UGS : 2015020 Catégorie : Étiquette :

Description

La viande de mouton étourdit avant l’égorgement n’est pas halal

Une partie des musulmans de Belgique va boycotter le sacrifice du mouton de l’Aïd, pour protester contre l’imposition par l’État belge (ou ce qu’il en reste) de l’étourdissement préalable à l’égorgement, qui contredirait les règles coraniques sur la viande halal.

J’admets l’essentiel des critiques par des exégètes actuels (comme Michaël Privot dans l’article « Boycott et halalattitude » sur sa page Facebook, qui s’appuie sur une traduction par Rachid Benzine des versets sur la viande) : il me semble qu’ils ont raison de soutenir que ce sacrifice n’est pas une obligation islamique mais une coutume, et que le halal est sacralisé abusivement, à la fois pour séparer les musulmans des non-musulmans et pour des intérêts commerciaux (les milliards d’euros du commerce de la boucherie).

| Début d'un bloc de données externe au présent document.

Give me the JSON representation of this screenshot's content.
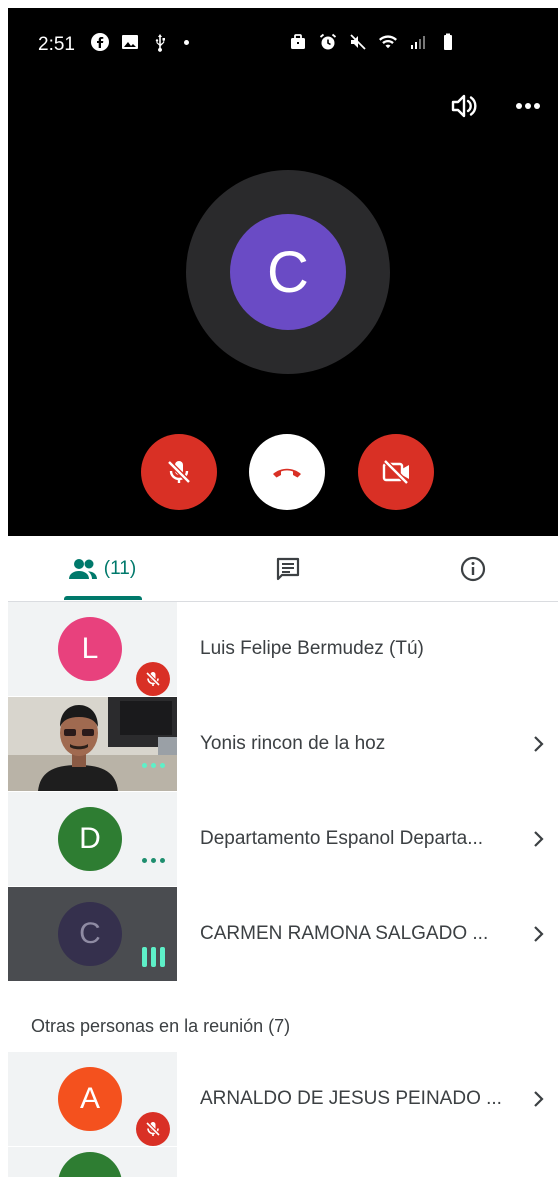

Cette séparation me semble en totale contradiction avec le verset 5:5, qui rend halal les nourritures admises par les gens du Livre, donc aussi les chrétiens : « Aujourd’hui, les bonnes choses vous sont permises. La nourriture de ceux auxquels le Livre a été donné vous est permise, et votre nourriture leur est permise. » (Ce verset va tout à fait dans le même sens que saint Paul, lorsqu’il a aboli pour chrétiens les exigences de la cacheroute pour que tous puissent manger à la même table). Rachid Benzine soutient, sans doute avec raison, que « le Coran ne fait que confirmer la pratique locale de la conservation de la viande à des fins de consommation », pratique plus tribale ancestrale que religieuse (hormis l’interdiction du porc, sans conséquences pratiques, car il n’y en avait pas en Arabie, mais qui aligne l’islam sur le monothéisme juif), partagées par les polythéistes, les Juifs, les quelques chrétiens et les musulmans. Il est aussi légitime de s’interroger sur la question de savoir si l’étourdissement réduit ou au contraire augmente la souffrance de l’animal (ce sur quoi les experts sont partagés).

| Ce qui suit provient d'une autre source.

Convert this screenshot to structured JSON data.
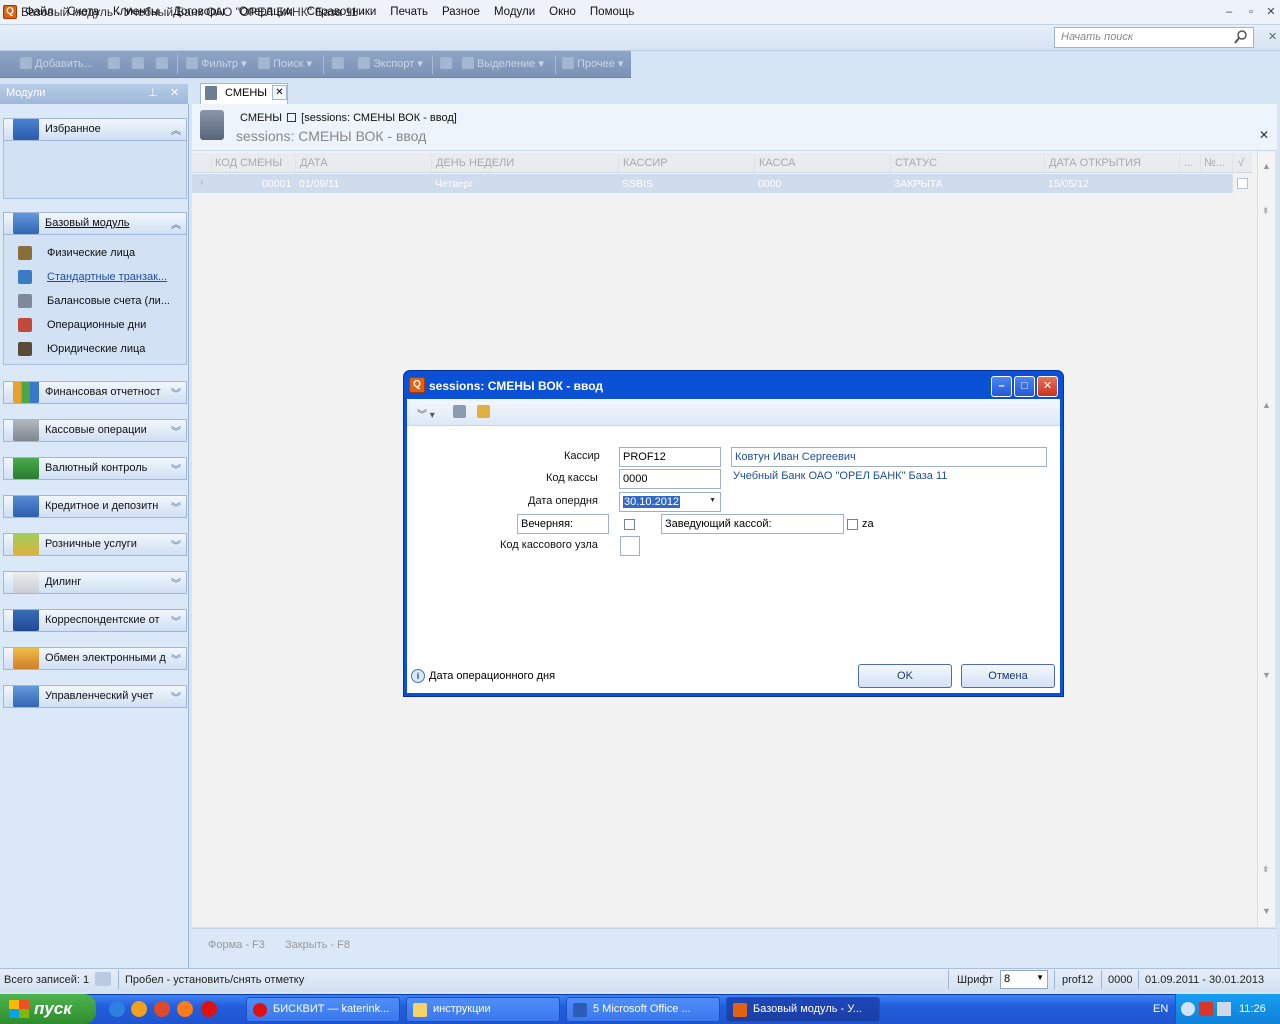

Un autre point que je partage avec ces exégètes est la dénonciation de la perte du sens de l’abattage halal dans le monde musulman par une compréhension littérale des versets du Coran adaptés à l’industrie. Au Maroc et ailleurs, les paysans se moquent à juste titre du « poulet cassette » : dans les élevages en batterie totalement mécanisés, les poulets sont décapités par une machine, au son d’un enregistreur qui répète inlassablement bismillah bismillah bismillah… (« Au nom de Dieu »). Il va de soi que le respect dû à l’animal que l’on tue pour le manger doit porter sur la façon dont on le tue, mais aussi et surtout sur la qualité de sa (courte) vie. Ainsi, un « poulet fermier » qui picore dans la basse-cour a-t-il une meilleure vie (en plus d’un meilleur goût…) que celui enfermé dans un espace si réduit qu’il ne lui permet pas de bouger… Ainsi, un poulet bio tué sans bismillah est-il sans doute, au niveau du sens, plus halal qu’un poulet de batterie tué avec bismillah (et un poulet bio tué avec bismillah, c’est encore mieux, mais c’est plus cher)… La traduction des versets sur la viande par Rachid Benzine, y compris ceux sur lesquels s’appuient ceux qui soutiennent que le mouton étourdi avant d’être égorgé ne serait pas halal, montre le souci constant que l’animal soit vidé de son sang avant d’être mort (ce qu’entre parenthèses permet l’étourdissement). Les arguments coraniques utilisés par ceux qui refusent l’étourdissement oublient sans doute cette question du sens, des finalités de la révélation. Ceci dit, on peut comprendre ceux qui prônent le boycott : sans doute réagissent-ils implicitement à leur stigmatisation comme « archaïques et cruels » par des « modernes civilisés » qui soutiennent l’obligation d’étourdissement avec des relents de clash des civilisations, comme si Brigitte Bardot avait des leçons de morale à donner à l’émir Abdelkader…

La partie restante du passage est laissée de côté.